Automatic Colorization

Have you seen Reddit's /r/colorization sub? People use photoshop to add color to old black and white photos. This is a good problem to automate because perfect training data is easy to get: any color image can be desaturated and used as an example.

This project is an attempt to use modern deep learning techniques to automatically colorize black and white photos.

In the past few years Convolutional Neural Networks (CNNs) have revolutionized the field of computer vision. Each year the ImageNet Challenge (ILSVRC) has seen plummeting error rates due to the ubiquitous adoption of CNN models amongst the contestants.
As of this year classification error in the ILSVRC is thought to be better than humans. Amazing visualizations have shown that pre-trained classification models can be retooled for other purposes.

Motivation To Read Further

Here are some of my best colorizations after about three days of training. The input to the model is the left-side grayscale image. The output is the middle image. The right image is the true color—which the model never gets to see. (These are images are from the validation set.)

There are bad cases too, which mostly look black and white or sepia toned.

Here are a bunch of random validation images if you're interested in getting a better idea of its competence. The image files are named after the training iteration that they're from. So higher numbered will have better color.

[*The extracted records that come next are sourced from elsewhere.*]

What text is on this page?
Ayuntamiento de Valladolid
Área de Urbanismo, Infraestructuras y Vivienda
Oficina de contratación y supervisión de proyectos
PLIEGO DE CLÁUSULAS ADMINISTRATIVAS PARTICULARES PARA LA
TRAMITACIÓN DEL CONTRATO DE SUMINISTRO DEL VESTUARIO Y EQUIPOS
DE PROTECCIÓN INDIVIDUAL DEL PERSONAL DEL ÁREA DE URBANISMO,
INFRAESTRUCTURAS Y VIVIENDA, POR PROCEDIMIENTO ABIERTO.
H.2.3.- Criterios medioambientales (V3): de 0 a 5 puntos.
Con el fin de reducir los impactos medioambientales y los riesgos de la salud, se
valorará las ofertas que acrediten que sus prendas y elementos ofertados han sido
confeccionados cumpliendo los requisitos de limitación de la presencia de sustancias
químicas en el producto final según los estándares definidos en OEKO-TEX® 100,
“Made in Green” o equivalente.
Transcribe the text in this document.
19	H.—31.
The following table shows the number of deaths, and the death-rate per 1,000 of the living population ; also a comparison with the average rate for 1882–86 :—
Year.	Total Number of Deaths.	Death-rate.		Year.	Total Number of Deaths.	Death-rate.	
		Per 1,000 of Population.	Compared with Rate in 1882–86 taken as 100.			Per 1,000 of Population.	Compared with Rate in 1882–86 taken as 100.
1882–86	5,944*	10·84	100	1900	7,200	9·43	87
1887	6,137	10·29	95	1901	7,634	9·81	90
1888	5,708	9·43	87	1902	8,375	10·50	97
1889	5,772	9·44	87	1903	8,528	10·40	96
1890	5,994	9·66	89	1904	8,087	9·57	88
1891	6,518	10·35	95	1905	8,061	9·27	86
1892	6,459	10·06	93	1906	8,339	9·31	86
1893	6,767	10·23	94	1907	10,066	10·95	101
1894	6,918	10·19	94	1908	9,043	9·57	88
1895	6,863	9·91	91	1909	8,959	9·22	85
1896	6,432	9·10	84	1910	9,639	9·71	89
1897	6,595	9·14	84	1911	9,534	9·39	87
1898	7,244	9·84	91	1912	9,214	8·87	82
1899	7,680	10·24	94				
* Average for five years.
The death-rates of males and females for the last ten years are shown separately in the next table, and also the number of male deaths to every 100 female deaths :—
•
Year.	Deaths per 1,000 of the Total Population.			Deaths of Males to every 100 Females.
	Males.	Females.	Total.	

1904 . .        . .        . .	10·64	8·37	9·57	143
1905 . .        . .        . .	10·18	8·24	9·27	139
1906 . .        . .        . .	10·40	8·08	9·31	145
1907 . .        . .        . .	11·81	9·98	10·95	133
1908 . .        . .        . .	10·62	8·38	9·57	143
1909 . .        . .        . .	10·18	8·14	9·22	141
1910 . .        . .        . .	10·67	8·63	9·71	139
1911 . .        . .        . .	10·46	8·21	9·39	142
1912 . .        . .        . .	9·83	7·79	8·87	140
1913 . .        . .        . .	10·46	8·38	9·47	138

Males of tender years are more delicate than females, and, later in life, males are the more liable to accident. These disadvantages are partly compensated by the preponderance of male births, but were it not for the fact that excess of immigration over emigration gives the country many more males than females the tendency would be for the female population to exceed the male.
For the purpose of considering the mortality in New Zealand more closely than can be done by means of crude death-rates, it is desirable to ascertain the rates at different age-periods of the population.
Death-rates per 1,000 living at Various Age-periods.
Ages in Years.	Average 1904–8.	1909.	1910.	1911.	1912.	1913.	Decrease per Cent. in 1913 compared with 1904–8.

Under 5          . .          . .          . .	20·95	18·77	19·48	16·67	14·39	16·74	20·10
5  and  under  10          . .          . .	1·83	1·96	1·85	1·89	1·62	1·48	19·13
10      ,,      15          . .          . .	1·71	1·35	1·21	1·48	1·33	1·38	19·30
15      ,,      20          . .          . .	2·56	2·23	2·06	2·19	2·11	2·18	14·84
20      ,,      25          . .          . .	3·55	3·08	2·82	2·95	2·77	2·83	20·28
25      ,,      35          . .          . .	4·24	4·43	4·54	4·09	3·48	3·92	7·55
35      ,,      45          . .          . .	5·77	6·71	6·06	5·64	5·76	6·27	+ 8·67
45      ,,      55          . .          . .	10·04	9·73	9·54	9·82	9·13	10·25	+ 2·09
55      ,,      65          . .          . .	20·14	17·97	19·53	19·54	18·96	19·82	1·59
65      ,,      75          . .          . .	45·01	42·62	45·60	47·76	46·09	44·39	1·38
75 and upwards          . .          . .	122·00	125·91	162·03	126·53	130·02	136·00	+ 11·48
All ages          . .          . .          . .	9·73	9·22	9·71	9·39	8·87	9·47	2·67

From here on I'm going to assume you have some familiarity with how CNNs work. For a great introduction check out Karpathy's CS231n.

Hypercolumns

In CNN classification models (like the ones made for ILSVRC), more info can be extracted than just the final classification. Zeiler and Fergus showed how to visualize what intermediate layers of a CNN could represent—and it turns out that objects like car wheels and people already start becoming identifable by layer three. Intermediate layers in classification models can provide useful color information.

First order of business was picking a pre-trained model to use.

So I wanted to use a pretrained image classification model (from the Caffe model zoo) to extract features for colorization. I chose the VGG-16 model because it has a simple architecure yet still competitive (second place in 2014 ILSVRC). This paper introduces the idea of "hypercolumns" in a CNN. A hypercolumn for a pixel in the input image is a vector of all the activations above that pixel. The way I implemented this was by forwarding an image thru the VGG network and then extracting a few layers (specifically the tensors before each of the first 4 max-pooling operations), upscaling them to the original image size, and concatinating them all together.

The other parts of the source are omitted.